Ancient Gum, Prehistoric Baby Bottles and Lullabies, Ice Mummies, Ötzi the Iceman
- Jan 28, 2020 7:00 pm
- 1:41:40 mins
What 5,700-year-old Gum Tells us About the People Who Chewed It Guest: Hannes Schroeder, Associate Professor, Archaeology, GLOBE Institute, University of Copenhagen How DNA found in 5,700-year-old chewed birch pitch can reveal the physical appearance and eating habits of ancient people. Prehistoric Sippy Cups Guest: Julie Dunne, Biomolecular Archaeologist, University of Bristol Prehistoric parents used sippy cups in animal shapes, not unlike our plastic versions. Ancient Mesopotamia Speaks Guest: Eckart Frahm, Professor, Near Eastern Languages and Civilizations, Yale University There are striking similarities between our modern lives and those of the Mesopotamians thousands of years ago: they sang lullabies, kept cookbooks, complained about their parents. Lucky for us, they recorded their thoughts on clay tablets, which last a lot longer than paper. For a look inside “Ancient Mesopotamia Speaks” exhibit at Yale’s Peabody Museum of Natural History, click here.
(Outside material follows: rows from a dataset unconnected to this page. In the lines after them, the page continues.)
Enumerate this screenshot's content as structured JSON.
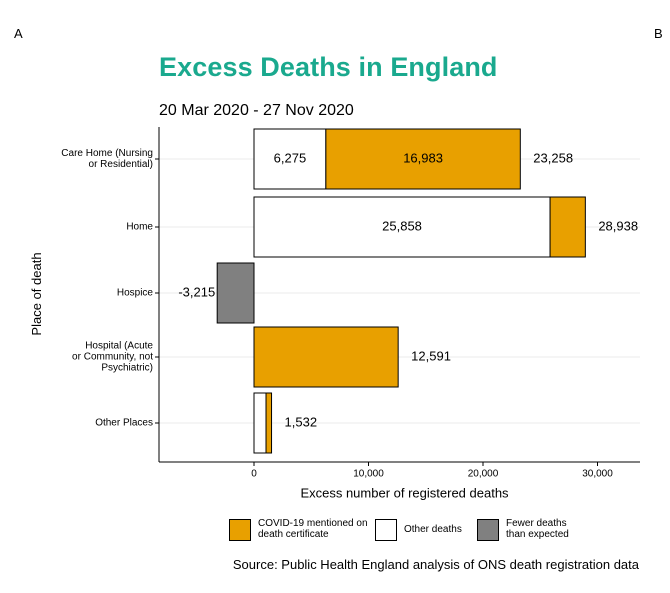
{
  "panels": {
    "left": "A",
    "right": "B"
  },
  "chart_data": {
    "type": "bar",
    "orientation": "horizontal",
    "stacked": true,
    "title": "Excess Deaths in England",
    "subtitle": "20 Mar 2020 - 27 Nov 2020",
    "xlabel": "Excess number of registered deaths",
    "ylabel": "Place of death",
    "xlim": [
      -8500,
      34000
    ],
    "xticks": [
      0,
      10000,
      20000,
      30000
    ],
    "xtick_labels": [
      "0",
      "10,000",
      "20,000",
      "30,000"
    ],
    "grid": "horizontal-only",
    "legend_position": "bottom",
    "colors": {
      "covid": "#e8a000",
      "other": "#ffffff",
      "fewer": "#808080"
    },
    "categories": [
      {
        "label": [
          "Care Home (Nursing",
          "or Residential)"
        ],
        "other": 6275,
        "covid": 16983,
        "fewer": 0,
        "segment_labels": {
          "other": "6,275",
          "covid": "16,983"
        },
        "total_label": "23,258"
      },
      {
        "label": [
          "Home"
        ],
        "other": 25858,
        "covid": 3080,
        "fewer": 0,
        "segment_labels": {
          "other": "25,858"
        },
        "total_label": "28,938"
      },
      {
        "label": [
          "Hospice"
        ],
        "other": 0,
        "covid": 0,
        "fewer": -3215,
        "segment_labels": {},
        "total_label": "-3,215"
      },
      {
        "label": [
          "Hospital (Acute",
          "or Community, not",
          "Psychiatric)"
        ],
        "other": 0,
        "covid": 12591,
        "fewer": 0,
        "segment_labels": {},
        "total_label": "12,591"
      },
      {
        "label": [
          "Other Places"
        ],
        "other": 1050,
        "covid": 482,
        "fewer": 0,
        "segment_labels": {},
        "total_label": "1,532"
      }
    ]
  },
  "legend": {
    "covid": "COVID-19 mentioned on death certificate",
    "other": "Other deaths",
    "fewer": "Fewer deaths than expected"
  },
  "source": "Source: Public Health England analysis of ONS death registration data"
}
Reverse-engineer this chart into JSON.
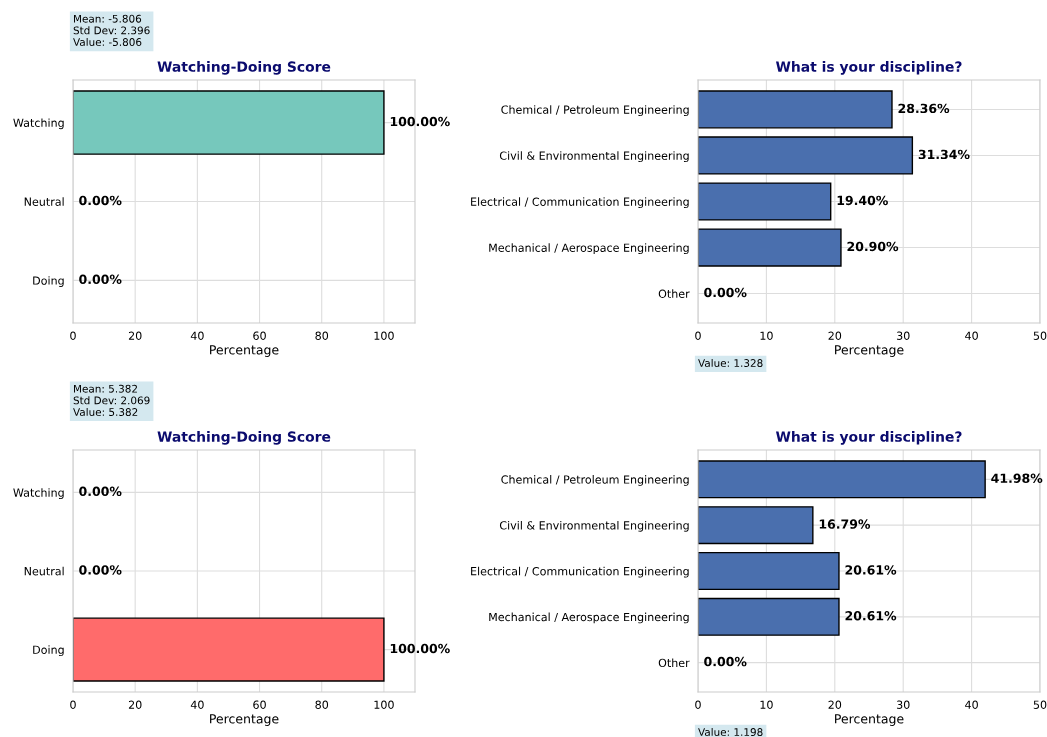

Mummified Animals and Million-Year-Old Hyena Teeth Found Frozen in Canadian Ice Guest: Grant Zazula, Paleontologist, the Government of Yukon Paleontologists from the Yukon Territory in Canada have discovered and identified ancient mummified animals frozen in the ice and the first evidence of million-year-old hyenas living in North America. The Story of a 5,300-year-old Alpine Wanderer Guest: Patrick Hunt, Archaeologist, Stanford University; Expeditions Expert, National Geographic; and Research Associate, Archaeoethnobotany, Institute for the Ethnomedicine Found half-burried in the Italian Alps, Ötzi the Iceman is among the oldest human beings ever discovered—dating back 5,300 years. Since his initial discovery in 1991, researchers have been piecing together his mysterious life and death. Alpine archaeologist and Ötzi expert, Patrick Hunt, weighs in on his compelling history.